Friday, August 6, 2010

eCryptFS and SSH authorized_keys

I updated ubuntu earlier this week which broke ssh via public key encryption if your home directory is encrypted with eCryptFS. Here's the error from my /var/log/auth.log file:
sshd[27665]: Passphrase key already in keyring; rc = [1]
sshd[27665]: ecryptfs_add_passphrase_key_to_keyring: Error adding auth tok with sig [679363337585871a] to the keyring; rc = [1]
sshd[27665]: Error attempting to add filename encryption key to user session keyring; rc = [1]

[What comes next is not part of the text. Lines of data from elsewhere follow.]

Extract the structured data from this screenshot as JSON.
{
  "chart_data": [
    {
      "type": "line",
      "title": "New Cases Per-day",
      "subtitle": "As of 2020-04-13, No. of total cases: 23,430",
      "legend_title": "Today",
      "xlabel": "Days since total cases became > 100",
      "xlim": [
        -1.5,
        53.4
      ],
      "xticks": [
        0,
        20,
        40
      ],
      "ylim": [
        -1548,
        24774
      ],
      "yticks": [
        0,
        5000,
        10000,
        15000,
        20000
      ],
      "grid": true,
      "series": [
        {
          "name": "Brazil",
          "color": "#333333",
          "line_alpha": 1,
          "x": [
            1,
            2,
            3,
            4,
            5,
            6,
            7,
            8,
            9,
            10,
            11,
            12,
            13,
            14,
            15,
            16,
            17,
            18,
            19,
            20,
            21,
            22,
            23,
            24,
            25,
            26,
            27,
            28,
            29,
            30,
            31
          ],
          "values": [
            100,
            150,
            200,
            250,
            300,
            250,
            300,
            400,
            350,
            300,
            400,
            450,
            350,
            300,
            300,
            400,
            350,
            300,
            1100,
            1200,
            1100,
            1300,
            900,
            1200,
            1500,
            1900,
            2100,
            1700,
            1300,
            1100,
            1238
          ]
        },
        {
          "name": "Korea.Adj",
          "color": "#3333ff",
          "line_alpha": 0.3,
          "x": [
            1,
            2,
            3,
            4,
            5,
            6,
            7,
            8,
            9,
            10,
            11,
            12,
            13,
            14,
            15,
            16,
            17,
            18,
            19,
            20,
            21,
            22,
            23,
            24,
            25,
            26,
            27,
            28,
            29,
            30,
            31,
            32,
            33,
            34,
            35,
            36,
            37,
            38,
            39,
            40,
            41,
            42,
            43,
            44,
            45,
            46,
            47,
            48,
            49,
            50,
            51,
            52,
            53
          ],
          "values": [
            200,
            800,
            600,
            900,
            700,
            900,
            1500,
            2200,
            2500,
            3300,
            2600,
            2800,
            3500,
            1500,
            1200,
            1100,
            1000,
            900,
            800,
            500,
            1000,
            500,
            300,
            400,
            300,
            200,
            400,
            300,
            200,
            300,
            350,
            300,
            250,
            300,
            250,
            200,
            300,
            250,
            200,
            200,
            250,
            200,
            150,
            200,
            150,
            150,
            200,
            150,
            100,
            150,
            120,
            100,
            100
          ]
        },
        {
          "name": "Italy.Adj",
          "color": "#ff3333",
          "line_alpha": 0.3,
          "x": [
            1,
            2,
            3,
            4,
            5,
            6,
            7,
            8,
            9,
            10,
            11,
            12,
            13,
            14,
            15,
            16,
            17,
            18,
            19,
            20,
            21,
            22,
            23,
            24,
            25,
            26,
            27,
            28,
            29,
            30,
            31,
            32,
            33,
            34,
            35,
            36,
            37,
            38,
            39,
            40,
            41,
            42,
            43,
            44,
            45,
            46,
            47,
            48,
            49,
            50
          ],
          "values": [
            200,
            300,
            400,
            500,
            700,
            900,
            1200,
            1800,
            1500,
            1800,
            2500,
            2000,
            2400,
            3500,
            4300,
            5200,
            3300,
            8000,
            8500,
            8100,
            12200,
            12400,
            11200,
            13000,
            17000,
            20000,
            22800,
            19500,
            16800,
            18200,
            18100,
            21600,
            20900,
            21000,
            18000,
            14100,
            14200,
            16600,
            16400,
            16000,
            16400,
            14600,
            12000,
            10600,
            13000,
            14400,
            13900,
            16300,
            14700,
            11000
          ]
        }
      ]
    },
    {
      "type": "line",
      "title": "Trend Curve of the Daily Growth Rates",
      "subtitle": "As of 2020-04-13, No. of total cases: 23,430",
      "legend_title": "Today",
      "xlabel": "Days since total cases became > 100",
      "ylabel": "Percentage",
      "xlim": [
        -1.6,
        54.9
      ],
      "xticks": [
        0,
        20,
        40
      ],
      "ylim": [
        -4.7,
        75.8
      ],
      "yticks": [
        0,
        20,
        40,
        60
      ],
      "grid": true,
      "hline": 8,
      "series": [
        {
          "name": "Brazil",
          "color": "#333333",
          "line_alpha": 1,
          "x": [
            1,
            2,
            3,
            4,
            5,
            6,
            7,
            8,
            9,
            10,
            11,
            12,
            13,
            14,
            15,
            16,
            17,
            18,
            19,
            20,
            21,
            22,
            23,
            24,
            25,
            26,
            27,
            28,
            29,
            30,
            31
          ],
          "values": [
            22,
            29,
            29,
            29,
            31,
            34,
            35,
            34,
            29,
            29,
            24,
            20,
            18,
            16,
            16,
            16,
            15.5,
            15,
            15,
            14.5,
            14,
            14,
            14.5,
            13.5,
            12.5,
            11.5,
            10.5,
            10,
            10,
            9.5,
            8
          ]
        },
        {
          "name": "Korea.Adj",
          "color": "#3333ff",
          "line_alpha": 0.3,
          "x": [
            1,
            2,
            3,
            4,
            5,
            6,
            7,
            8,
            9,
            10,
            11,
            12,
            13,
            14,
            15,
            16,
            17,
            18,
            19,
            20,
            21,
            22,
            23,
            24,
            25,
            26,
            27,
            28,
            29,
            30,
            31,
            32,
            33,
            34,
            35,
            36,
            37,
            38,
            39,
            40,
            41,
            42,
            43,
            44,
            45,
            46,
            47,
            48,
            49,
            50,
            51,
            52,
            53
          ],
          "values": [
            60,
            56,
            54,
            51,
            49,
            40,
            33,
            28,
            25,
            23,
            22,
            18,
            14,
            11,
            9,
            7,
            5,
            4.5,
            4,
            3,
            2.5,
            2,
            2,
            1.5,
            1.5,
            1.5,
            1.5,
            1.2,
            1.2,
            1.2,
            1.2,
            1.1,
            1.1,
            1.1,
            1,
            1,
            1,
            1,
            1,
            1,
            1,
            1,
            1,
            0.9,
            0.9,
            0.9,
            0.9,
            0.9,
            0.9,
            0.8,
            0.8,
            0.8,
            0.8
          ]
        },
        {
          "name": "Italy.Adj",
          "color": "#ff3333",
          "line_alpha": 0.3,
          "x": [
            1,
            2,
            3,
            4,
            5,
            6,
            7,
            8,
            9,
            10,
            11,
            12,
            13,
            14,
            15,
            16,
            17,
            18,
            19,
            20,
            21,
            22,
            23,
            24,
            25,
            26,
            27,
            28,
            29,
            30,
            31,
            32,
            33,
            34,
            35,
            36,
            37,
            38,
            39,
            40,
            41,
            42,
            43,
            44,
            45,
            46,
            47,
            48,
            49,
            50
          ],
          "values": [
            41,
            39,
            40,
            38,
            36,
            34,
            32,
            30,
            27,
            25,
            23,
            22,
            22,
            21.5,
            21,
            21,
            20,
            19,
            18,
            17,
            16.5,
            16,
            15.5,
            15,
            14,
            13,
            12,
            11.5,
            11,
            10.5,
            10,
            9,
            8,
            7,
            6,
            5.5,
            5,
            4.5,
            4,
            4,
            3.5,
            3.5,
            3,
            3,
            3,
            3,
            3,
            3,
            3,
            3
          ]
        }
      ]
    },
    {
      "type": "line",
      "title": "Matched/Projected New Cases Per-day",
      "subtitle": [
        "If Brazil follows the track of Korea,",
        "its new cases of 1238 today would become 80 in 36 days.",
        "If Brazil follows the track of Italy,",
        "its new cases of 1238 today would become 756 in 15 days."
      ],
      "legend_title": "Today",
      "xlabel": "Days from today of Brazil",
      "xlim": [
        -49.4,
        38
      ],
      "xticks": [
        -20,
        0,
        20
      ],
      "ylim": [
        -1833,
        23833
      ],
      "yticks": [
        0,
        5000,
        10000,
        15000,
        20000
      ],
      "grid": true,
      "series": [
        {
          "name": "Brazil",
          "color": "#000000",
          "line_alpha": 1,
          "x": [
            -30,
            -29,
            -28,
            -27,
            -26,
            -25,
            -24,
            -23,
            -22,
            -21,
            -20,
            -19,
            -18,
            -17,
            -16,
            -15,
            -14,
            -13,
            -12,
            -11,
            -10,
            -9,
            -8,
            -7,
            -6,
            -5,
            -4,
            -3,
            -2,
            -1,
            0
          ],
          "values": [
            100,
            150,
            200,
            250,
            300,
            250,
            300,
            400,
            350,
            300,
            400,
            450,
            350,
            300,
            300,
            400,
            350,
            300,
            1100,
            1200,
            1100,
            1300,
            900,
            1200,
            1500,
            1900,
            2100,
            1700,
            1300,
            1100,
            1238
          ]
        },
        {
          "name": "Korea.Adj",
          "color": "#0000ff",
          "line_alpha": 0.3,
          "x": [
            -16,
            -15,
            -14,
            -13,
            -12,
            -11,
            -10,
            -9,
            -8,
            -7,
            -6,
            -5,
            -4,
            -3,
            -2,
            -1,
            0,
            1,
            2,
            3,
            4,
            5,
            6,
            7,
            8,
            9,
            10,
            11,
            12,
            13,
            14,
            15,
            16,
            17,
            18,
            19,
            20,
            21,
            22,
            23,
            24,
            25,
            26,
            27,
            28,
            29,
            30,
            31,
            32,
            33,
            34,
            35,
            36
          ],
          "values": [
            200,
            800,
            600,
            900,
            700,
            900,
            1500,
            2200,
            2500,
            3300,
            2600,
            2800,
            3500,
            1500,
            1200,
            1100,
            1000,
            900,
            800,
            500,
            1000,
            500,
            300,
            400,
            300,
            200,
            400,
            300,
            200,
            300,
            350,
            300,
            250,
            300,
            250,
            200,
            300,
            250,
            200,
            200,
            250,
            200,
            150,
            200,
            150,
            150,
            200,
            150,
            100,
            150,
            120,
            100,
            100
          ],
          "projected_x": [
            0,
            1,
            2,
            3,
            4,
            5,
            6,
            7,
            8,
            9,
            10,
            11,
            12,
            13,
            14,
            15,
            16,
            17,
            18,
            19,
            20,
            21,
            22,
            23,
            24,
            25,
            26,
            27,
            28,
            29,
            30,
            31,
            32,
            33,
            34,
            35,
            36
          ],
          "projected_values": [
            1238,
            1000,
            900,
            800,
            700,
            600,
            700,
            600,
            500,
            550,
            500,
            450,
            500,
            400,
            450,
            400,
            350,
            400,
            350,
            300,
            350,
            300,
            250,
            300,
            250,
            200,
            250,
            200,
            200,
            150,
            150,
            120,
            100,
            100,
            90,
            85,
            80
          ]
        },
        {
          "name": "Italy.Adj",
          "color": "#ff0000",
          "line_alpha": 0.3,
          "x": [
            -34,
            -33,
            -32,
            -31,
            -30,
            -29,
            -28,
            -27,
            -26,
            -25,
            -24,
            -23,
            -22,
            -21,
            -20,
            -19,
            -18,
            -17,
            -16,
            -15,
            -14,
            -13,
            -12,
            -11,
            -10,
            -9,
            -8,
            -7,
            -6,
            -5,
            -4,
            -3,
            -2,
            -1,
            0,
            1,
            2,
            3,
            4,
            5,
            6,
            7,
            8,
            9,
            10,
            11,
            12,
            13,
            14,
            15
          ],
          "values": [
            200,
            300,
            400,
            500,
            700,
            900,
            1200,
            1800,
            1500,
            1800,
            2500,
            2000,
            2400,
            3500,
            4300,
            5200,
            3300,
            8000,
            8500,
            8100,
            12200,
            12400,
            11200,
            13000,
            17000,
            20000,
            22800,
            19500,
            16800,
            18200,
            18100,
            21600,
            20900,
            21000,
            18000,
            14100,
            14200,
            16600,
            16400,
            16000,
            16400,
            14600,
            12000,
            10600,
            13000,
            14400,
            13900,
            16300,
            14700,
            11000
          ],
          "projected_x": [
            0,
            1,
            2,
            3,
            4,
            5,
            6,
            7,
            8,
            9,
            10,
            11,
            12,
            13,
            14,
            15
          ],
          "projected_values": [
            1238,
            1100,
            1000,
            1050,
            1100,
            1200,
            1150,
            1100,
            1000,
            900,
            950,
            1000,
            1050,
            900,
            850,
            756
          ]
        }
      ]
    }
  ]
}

The problem is your encrypted home directory is not mounted if you are not logged in, so the authorized_keys file which is normally in your ~/.ssh/ path doesn't exist yet. The solution is to login with your encrypted home directory unmounted and recreate the .ssh/authorized_keys file in the unmounted state. Described here.
$ /sbin/umount.ecryptfs_private
$ cd $HOME
$ chmod 700 .
$ sudo mkdir -m 700 .ssh
$ chmod 500 .
$ echo $YOUR_PUBLIC_KEY > .ssh/authorized_keys
$ /sbin/mount.ecryptfs_private

Note that you must do this for all users who want to login with ssh.